The advocacy group Human Rights Watch (HRW) said on Sunday that cellphones of staffers from the Palestine Human Rights Organization had been infected with spying software designed to collect data on journalists, activists and politicians.

The report published by HRW comes amid speculation of increased spying after Yahoo said in December it had suffered a major breach that affected roughly 1 billion users. News reports that Russian operatives had used such programs to target U.S. politicians and campaign officials last year were expected to add to concerns about security vulnerabilities.

The “Committee to Protect Journalists’ mobile app” reported that a friend’s iPhone had been infected after an app from a developer named Pegasus was downloaded to the phone after the friend messaged the app developer in July.

The app says it helps users connect with developers or “is about services or features developers might need to build better tools to protect users, and help build better tools for developers to distribute.” It includes a section under “Dark Web and Leverage in the Digital Revolution.”

Also Sunday, the Electronic Frontier Foundation, a digital civil liberties group, said that the software had likely been leaked. On Sunday night, the New York Times reported that several staffers for HRW had been targeted by government intelligence agencies.

Jody Williams, the president of HRW, told the Times the attack on her organization’s employees did not amount to a serious espionage operation.

“We’ll disclose it when we see the strength of the evidence,” she said. “We’re not going to play games with it.”

According to a LinkedIn profile for Ken, the chief technical officer of Pegasus International, his services include “customer support, product releases and tracking reports” for “two of the largest mobile operating systems in the world.”

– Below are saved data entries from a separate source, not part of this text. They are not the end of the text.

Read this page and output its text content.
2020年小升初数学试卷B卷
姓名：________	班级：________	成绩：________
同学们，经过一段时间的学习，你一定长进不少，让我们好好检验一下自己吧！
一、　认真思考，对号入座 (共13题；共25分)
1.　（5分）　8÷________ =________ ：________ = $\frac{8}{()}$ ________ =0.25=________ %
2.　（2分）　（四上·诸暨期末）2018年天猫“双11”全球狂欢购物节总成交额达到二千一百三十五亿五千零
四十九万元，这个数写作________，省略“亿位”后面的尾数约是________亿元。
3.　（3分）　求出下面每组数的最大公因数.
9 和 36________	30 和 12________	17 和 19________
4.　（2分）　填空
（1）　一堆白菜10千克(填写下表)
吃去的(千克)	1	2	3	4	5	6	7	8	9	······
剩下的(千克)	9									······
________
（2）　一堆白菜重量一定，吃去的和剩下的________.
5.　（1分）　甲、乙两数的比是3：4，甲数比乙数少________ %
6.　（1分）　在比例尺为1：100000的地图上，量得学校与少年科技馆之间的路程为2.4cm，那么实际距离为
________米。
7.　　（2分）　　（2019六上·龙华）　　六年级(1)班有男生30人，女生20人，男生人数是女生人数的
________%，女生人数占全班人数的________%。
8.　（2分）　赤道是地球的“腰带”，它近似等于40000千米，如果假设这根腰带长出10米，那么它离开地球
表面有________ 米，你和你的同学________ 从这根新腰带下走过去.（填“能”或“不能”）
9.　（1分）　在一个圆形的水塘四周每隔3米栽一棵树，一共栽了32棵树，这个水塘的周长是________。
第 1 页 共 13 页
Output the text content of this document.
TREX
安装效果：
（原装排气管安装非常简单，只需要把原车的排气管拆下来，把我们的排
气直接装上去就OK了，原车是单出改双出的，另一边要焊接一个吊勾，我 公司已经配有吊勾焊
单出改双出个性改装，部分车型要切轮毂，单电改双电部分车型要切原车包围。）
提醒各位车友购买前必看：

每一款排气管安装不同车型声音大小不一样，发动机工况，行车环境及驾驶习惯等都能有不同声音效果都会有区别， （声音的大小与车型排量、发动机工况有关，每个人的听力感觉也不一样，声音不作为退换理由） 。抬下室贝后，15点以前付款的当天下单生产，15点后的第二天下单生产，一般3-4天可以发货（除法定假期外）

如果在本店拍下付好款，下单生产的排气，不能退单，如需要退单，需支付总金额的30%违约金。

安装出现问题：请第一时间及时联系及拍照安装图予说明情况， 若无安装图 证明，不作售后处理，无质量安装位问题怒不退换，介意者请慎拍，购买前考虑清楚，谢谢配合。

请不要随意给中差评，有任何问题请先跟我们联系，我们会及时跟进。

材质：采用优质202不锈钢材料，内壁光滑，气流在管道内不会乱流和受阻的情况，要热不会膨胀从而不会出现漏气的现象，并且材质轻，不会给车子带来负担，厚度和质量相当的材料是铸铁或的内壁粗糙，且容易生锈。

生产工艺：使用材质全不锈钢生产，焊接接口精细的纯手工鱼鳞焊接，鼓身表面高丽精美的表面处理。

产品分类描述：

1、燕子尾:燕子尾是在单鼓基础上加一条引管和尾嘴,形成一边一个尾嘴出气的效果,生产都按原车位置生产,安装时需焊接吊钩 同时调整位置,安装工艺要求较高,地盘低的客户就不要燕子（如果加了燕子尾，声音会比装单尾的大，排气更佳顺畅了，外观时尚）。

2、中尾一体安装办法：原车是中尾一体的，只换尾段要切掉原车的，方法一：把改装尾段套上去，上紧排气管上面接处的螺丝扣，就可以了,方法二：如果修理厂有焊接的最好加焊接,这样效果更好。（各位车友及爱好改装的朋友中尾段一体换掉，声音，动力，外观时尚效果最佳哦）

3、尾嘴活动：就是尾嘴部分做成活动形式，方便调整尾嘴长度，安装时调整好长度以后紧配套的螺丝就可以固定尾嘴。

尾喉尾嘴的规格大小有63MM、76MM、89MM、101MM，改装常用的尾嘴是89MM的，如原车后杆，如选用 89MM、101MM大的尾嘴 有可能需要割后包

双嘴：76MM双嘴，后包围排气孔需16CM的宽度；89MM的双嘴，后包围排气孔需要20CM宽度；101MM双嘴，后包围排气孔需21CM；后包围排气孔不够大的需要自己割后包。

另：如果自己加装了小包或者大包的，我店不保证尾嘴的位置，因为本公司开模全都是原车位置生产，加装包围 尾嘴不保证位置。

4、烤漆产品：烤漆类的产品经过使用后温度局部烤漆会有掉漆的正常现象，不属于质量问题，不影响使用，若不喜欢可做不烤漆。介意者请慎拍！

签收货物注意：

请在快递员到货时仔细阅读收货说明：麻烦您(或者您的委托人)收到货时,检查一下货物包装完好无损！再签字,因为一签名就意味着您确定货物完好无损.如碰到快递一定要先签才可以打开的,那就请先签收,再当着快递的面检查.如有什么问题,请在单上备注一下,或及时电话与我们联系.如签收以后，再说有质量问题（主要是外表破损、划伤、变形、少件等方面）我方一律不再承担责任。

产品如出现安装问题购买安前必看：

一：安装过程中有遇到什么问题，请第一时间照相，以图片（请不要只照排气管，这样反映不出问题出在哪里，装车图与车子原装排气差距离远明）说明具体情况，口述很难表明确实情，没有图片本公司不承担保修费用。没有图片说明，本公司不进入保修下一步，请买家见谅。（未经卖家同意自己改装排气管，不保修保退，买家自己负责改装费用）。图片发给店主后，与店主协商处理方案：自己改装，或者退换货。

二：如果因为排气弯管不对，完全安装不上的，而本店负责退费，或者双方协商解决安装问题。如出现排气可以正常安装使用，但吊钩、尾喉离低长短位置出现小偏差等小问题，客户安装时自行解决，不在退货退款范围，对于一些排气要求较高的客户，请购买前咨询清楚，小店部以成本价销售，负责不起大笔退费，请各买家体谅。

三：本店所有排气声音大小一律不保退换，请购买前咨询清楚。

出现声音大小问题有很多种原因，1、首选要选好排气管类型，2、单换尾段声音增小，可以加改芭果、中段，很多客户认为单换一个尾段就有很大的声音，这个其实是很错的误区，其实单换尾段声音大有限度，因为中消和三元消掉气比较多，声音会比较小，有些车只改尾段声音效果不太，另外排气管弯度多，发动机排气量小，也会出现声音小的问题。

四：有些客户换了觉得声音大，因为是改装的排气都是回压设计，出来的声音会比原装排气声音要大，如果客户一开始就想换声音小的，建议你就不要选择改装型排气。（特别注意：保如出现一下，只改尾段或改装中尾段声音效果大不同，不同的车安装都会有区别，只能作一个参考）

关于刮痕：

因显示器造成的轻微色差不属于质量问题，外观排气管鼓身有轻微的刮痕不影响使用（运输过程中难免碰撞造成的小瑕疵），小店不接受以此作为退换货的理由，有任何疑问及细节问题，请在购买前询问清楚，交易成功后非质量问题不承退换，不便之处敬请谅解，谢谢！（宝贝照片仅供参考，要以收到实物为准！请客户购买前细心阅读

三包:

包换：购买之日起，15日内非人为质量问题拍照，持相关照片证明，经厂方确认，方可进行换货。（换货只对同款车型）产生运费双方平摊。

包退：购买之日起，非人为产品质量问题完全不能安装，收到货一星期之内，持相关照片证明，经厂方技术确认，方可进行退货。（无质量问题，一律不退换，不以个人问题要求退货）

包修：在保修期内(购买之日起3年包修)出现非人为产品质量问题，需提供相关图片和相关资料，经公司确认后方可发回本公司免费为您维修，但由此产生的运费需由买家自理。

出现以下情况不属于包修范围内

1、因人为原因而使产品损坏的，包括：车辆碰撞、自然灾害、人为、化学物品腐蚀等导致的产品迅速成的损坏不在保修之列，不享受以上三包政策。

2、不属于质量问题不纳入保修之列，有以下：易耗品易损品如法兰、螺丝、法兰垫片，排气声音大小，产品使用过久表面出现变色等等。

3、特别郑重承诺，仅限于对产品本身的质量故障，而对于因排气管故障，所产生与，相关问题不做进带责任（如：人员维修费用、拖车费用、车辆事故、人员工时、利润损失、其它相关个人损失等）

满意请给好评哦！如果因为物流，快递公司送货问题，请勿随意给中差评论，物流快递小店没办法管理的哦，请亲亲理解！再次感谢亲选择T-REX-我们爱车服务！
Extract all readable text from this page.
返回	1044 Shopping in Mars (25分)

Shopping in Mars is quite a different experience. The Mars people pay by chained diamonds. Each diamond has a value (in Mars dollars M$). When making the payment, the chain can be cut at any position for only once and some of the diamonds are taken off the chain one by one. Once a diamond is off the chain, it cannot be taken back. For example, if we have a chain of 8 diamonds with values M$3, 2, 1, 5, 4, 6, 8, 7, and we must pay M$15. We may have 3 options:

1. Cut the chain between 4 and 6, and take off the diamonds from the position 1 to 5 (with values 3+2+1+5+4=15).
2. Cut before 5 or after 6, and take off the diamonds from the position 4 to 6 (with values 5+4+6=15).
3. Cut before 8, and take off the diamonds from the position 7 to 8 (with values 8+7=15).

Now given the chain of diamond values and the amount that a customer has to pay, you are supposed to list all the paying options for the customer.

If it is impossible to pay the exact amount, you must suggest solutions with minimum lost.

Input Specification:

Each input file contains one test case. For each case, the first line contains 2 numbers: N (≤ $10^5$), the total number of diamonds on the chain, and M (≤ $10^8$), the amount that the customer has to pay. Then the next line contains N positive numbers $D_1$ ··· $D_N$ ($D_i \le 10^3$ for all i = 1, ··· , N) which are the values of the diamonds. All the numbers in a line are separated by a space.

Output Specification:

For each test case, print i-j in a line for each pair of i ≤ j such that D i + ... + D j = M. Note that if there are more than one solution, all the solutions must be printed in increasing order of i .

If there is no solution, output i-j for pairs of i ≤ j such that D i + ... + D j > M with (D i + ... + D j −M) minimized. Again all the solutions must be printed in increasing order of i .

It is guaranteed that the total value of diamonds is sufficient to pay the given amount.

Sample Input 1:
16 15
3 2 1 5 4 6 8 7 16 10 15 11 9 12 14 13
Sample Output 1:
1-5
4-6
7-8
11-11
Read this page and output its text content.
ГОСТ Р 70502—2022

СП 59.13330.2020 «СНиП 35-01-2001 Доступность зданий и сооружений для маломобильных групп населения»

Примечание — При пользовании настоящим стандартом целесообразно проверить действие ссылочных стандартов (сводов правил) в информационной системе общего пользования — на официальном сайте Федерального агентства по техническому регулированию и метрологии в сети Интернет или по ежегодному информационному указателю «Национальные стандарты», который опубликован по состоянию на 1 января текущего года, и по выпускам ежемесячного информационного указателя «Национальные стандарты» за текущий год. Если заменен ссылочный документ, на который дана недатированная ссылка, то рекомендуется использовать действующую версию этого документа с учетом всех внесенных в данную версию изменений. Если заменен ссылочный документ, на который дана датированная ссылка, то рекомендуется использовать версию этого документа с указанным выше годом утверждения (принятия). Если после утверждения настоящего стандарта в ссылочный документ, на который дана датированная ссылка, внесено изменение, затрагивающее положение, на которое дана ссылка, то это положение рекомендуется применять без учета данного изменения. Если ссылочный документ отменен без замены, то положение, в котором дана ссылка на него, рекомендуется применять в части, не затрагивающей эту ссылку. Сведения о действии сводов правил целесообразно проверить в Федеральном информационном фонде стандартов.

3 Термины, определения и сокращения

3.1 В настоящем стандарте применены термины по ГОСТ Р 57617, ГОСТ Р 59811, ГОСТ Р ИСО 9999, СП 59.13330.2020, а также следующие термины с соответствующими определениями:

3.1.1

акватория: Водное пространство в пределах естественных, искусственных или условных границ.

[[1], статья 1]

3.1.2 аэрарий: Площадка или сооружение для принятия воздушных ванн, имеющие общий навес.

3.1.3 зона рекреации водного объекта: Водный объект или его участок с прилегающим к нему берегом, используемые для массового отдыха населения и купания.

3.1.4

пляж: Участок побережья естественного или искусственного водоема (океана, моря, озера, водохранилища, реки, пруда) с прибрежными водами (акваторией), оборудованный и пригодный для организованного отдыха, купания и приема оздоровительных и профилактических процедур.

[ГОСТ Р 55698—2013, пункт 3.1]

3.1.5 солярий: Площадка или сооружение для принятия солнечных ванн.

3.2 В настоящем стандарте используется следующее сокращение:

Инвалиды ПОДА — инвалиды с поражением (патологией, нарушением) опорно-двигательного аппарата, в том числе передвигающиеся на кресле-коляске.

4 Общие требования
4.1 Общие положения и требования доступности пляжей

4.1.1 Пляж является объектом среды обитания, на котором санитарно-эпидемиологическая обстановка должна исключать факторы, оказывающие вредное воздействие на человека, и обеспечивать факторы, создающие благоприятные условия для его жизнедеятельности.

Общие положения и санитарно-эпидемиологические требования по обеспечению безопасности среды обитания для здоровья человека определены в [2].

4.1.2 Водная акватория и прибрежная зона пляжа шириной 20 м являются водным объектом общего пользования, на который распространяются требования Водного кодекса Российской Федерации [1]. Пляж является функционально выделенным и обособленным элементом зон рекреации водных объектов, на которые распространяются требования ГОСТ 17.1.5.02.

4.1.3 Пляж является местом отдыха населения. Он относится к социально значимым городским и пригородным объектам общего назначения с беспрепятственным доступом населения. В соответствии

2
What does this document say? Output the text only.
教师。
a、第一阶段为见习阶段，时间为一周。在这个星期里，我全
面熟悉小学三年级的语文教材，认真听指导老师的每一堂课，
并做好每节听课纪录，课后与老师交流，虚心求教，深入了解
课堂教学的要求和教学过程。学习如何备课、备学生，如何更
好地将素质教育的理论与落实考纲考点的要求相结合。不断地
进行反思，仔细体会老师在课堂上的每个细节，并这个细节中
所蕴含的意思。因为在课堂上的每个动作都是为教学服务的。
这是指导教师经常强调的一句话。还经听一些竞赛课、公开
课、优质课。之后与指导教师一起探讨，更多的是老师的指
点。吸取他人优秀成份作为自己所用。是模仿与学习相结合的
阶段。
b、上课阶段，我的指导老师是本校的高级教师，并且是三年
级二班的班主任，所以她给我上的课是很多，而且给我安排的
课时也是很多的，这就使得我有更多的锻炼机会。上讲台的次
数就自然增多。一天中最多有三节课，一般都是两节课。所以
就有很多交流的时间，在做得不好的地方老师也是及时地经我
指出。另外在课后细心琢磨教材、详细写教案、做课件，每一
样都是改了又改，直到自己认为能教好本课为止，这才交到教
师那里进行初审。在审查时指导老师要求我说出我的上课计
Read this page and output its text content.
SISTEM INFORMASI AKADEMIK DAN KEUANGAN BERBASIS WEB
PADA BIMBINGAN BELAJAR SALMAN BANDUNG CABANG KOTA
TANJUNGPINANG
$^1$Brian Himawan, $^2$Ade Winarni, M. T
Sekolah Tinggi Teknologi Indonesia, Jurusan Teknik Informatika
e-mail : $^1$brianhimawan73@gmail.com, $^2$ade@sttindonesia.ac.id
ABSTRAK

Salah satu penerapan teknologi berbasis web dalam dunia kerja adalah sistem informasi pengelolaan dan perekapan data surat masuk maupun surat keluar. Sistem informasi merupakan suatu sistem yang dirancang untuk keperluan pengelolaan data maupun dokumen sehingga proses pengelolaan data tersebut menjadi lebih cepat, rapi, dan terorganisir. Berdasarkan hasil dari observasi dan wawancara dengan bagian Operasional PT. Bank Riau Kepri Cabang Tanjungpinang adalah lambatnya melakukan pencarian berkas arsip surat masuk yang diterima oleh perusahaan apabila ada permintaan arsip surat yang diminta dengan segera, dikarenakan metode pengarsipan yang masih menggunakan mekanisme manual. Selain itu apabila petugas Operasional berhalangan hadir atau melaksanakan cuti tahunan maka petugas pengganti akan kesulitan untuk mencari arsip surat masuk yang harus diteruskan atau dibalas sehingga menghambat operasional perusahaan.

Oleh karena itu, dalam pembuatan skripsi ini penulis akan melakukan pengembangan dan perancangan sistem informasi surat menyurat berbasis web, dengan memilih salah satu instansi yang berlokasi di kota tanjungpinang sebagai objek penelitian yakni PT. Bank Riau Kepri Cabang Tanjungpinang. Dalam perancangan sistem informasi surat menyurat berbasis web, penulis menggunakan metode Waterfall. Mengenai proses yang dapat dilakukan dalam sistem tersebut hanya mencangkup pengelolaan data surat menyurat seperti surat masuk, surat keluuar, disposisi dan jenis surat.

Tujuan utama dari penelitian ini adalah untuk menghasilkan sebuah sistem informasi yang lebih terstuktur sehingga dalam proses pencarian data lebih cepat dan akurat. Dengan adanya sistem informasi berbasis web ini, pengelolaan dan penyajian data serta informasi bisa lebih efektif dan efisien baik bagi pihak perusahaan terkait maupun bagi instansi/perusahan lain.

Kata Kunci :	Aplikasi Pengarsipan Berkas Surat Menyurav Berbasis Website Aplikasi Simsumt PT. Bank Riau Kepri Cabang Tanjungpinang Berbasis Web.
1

Ken and Pegasus’s other chief technical officer, Marcos Correa, did not immediately respond to emailed requests for comment. Correa has worked on various other spyware platforms, including Blackphone, according to previous media reports.

Earlier this month, Yahoo disclosed a large data breach in 2018 that affected more than half a billion users. The financial information of roughly 1 billion Yahoo users was accessed between late 2014 and July 2017.

Yahoo has not identified what information might have been accessed.

The Israeli spyware was invented by Raphael Kolko, the founder of Israeli firm Mifare, and installed on phones. Kolko allegedly founded Pegasus, its creators say, to steal confidential data and attack clients for personal gain. Kolko, Kolko says, invented the information-stealing ability before he sold the company. He did not respond to several requests for comment.